Human beings are conversational at our core. We enjoy the associated thoughtfulness and unpredictability. While today’s bots can’t achieve a human level of conversation—of not only thoughtfulness and unpredictability, but intuition— that doesn’t mean they must be completely robotic. Here are a few steps you can take to make your bot more conversational and, as a result, more attuned to your customers and their needs.
1. Tailor the tone of your bot to your audience.
When you have a diverse user base, you can use data you’ve already collected to categorize customers into tonal buckets. Create different bot personas for different user categories, and consider these questions to help shape the associated content.
- Who are they? Are they old or young, tech savvy or not— are they professionals? A human agent would use different language to interact with a 70 year old retiree who needs help navigating a food delivery app than they would with a 20 year old who is complaining about an order that is 5 minutes late.
- Why do they usually turn to your bot? What’s their situation or problem? What are they looking to get from the “conversation?” This will likely depend on the products or services you provide. Are you a bank? Most people take their money pretty seriously, so you wouldn’t want to get too cheeky with your bot’s responses to, say, a conversation about fraud alert; for this, a direct, professional tone is probably the best choice. But if they are just looking for help making an online deposit, a more casual but instructive tone would be better suited.
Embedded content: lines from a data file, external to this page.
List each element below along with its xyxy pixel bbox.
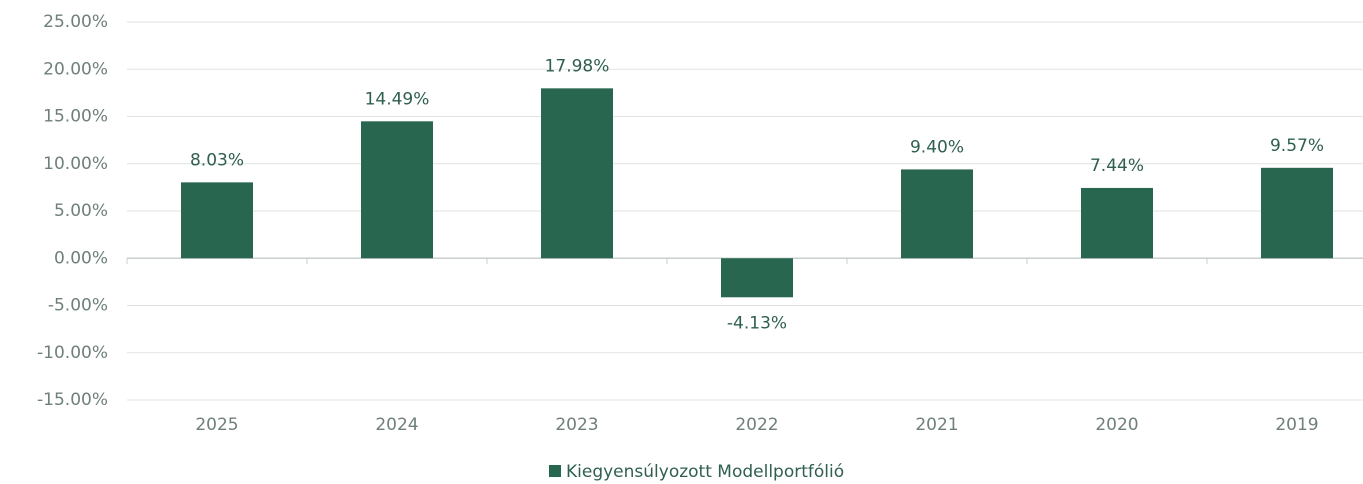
y-tick-label: 25.00% [43, 12, 108, 32]
x-tick-label: 2025 [195, 415, 238, 435]
y-tick-label: -10.00% [37, 343, 108, 363]
x-tick-label: 2020 [1095, 415, 1138, 435]
y-tick-label: 15.00% [43, 107, 108, 127]
legend-swatch [549, 465, 561, 477]
data-label: 8.03% [190, 150, 244, 170]
bar [1081, 187, 1153, 259]
data-label: 9.57% [1270, 136, 1324, 156]
data-label: 7.44% [1090, 156, 1144, 176]
bar [541, 88, 613, 259]
y-tick-label: 0.00% [54, 248, 108, 268]
y-tick-label: -5.00% [48, 296, 108, 316]
data-label: 14.49% [365, 89, 430, 109]
bar [1261, 167, 1333, 259]
x-tick-label: 2023 [555, 415, 598, 435]
y-tick-label: 20.00% [43, 59, 108, 79]
y-tick-label: -15.00% [37, 390, 108, 410]
y-tick-label: 5.00% [54, 201, 108, 221]
data-label: 9.40% [910, 137, 964, 157]
legend-label: Kiegyensúlyozott Modellportfólió [566, 462, 844, 482]
bar [721, 258, 793, 298]
x-tick-label: 2021 [915, 415, 958, 435]
y-tick-label: 10.00% [43, 154, 108, 174]
bar [901, 169, 973, 259]
bar [361, 121, 433, 259]
x-tick-label: 2019 [1275, 415, 1318, 435]
data-label: 17.98% [545, 56, 610, 76]
data-label: -4.13% [727, 313, 787, 333]
x-tick-label: 2022 [735, 415, 778, 435]
bar [181, 182, 253, 259]
x-tick-label: 2024 [375, 415, 418, 435]
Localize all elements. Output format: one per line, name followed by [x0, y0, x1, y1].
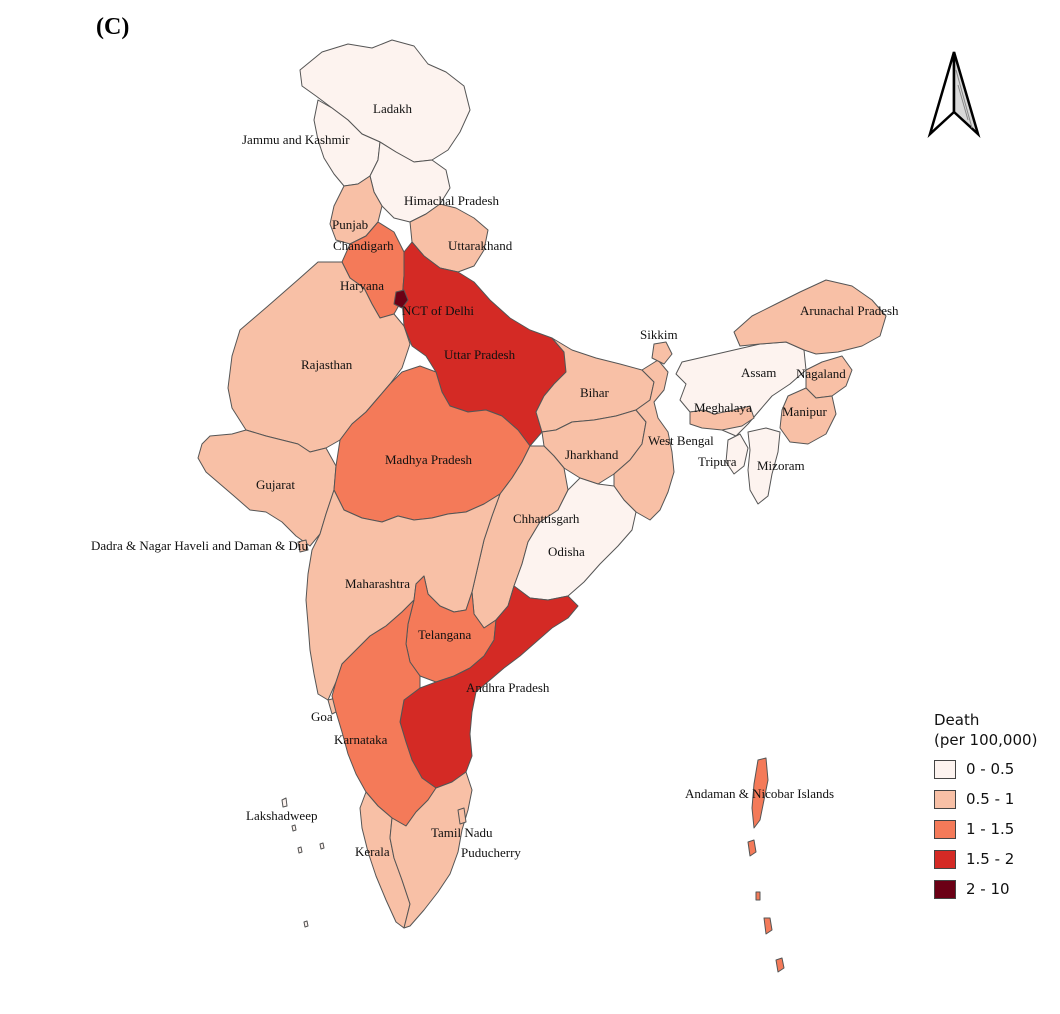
- label-nagaland: Nagaland: [796, 366, 846, 381]
- legend-item: 0 - 0.5: [934, 758, 1037, 780]
- region-odisha[interactable]: [513, 477, 637, 601]
- label-goa: Goa: [311, 709, 333, 724]
- label-dnh-dd: Dadra & Nagar Haveli and Daman & Diu: [91, 538, 308, 553]
- panel-label: (C): [96, 14, 130, 40]
- region-manipur[interactable]: [779, 387, 837, 445]
- legend-label: 0 - 0.5: [966, 760, 1015, 778]
- label-west-bengal: West Bengal: [648, 433, 714, 448]
- region-meghalaya[interactable]: [689, 405, 755, 431]
- label-tripura: Tripura: [698, 454, 737, 469]
- label-uttarakhand: Uttarakhand: [448, 238, 513, 253]
- label-meghalaya: Meghalaya: [694, 400, 752, 415]
- region-tripura[interactable]: [725, 433, 749, 475]
- region-arunachal-pradesh[interactable]: [733, 279, 887, 355]
- label-manipur: Manipur: [782, 404, 827, 419]
- legend-label: 1.5 - 2: [966, 850, 1015, 868]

Remember, though: while the tone can vary depending on the bucket, consistency is key when it comes to your brand’s voice.
2. Personalize conversations with existing customer data.
Also based on the user data collected, you can include personal touches to your bot’s conversations. For example, if you’ve already collected the customer’s name, instead of saying, “Hi! I’m [bot]…,” the bot can say, “Hi [name]! I’m [bot]…”
And to again use a food delivery app as an example— you probably also know the customer’s order history. So you could have the bot go so far to say “Hi John, I see that you’re a fan of pad thai. Would you like to reorder or get something new today?”
Just be sure not to cross into the realm of creepy with this tactic. Customers may not have realized that they have provided this data already. It’s a good idea to account for this. For example, if the bot wants to send a follow-up to the associated email address, instead of saying, “I’m sending this to [email address],” it might be a better practice to confirm the data with the user first—“I have this email on file ([email address]). Is that correct?”
3. Prepare for when the bot does not compute.
Part of being a good conversationalist is being able to pivot when you don’t understand what is going on. No matter how many contingencies you’ve prepared your bot for, you haven’t planned for all of them. There are going to be times when the bot fails to understand or is unequipped to answer what the user is asking.
When your bot is struggling to meet your customer’s needs, it still needs to be able to guide the customer to a solution. You can prepare for these instances by:
- Being honest and having a standard message that communicates the bot’s limits ie. “I’m sorry. I don’t know that.”
- Informing users what the bot understands and asking follow up questions to properly categorize the issue ie. “I’m having trouble understanding. Is this issue related to [x,y, or z]?”
- Offering suggestions that imply what the bot is equipped to help with ie. “I can’t help with that but if you’d like to discuss [x,y, or z] please let me know!”
- Providing an escape hatch to start over, edit info already provided, or hand off to a human agent—rather than pushing the user through a fixed decision tree when it’s leading to a bad experience.
By making your bots more conversational, you can improve the customer experience so that it feels a little more human and a little more natural— also allowing for a more pleasant self-service experience than a traditional knowledge base search.